Ураганный огонь
Хотя это был жилой район, а не военный городок, повсюду виднелись знаки войны. Обе стороны улицы были заставлены машинами: Денвер переполнился беженцами с севера, которых приютили местные родственники и знакомые. Кроме того, были еще и те, кому, подобно Касси, приходилось снимать жилье. Многим тысячам не оставалось выбора, кроме как идти в организованные наспех охраняемые лагеря или же селиться в трущобах, облепивших город с востока.

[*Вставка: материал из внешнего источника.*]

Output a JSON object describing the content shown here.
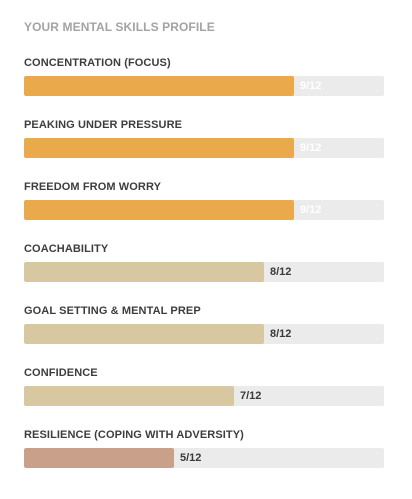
{
  "profile": {
    "title": "YOUR MENTAL SKILLS PROFILE",
    "max_score": 12,
    "skills": [
      {
        "label": "CONCENTRATION (FOCUS)",
        "score_text": "9/12",
        "score": 9,
        "color": "#eaa94a",
        "score_color": "#ffffff"
      },
      {
        "label": "PEAKING UNDER PRESSURE",
        "score_text": "9/12",
        "score": 9,
        "color": "#eaa94a",
        "score_color": "#ffffff"
      },
      {
        "label": "FREEDOM FROM WORRY",
        "score_text": "9/12",
        "score": 9,
        "color": "#eaa94a",
        "score_color": "#ffffff"
      },
      {
        "label": "COACHABILITY",
        "score_text": "8/12",
        "score": 8,
        "color": "#d8c8a2",
        "score_color": "#3a3a3a"
      },
      {
        "label": "GOAL SETTING & MENTAL PREP",
        "score_text": "8/12",
        "score": 8,
        "color": "#d8c8a2",
        "score_color": "#3a3a3a"
      },
      {
        "label": "CONFIDENCE",
        "score_text": "7/12",
        "score": 7,
        "color": "#d8c8a2",
        "score_color": "#3a3a3a"
      },
      {
        "label": "RESILIENCE (COPING WITH ADVERSITY)",
        "score_text": "5/12",
        "score": 5,
        "color": "#c9a18b",
        "score_color": "#3a3a3a"
      }
    ]
  },
  "colors": {
    "track": "#ebebeb",
    "heading": "#a3a3a3",
    "label": "#3d3d3d"
  }
}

Сообщения о трущобах рисовали жуткую картину: их обитатели строили лачуги из всего, что удавалось купить, подобрать или украсть; неочищенные сточные воды текли по открытым канавам, а люди, чтобы согреться, жгли все, что попадалось под руку. Еды не хватало, медицинское обслуживание попросту отсутствовало. Все это привело к ограничениям и запретам, вынуждающим переселяться в охраняемые лагеря.
Другими признаками войны были заснеженные огороды, разбитые на месте бывших парковок, золотые звезды на окнах домов, где жили семьи, потерявшие на фронте отца, сына или брата, и американские флаги, безжизненно болтающиеся у входных дверей, свисающие с шестов или натянутые на манер транспарантов между зданиями.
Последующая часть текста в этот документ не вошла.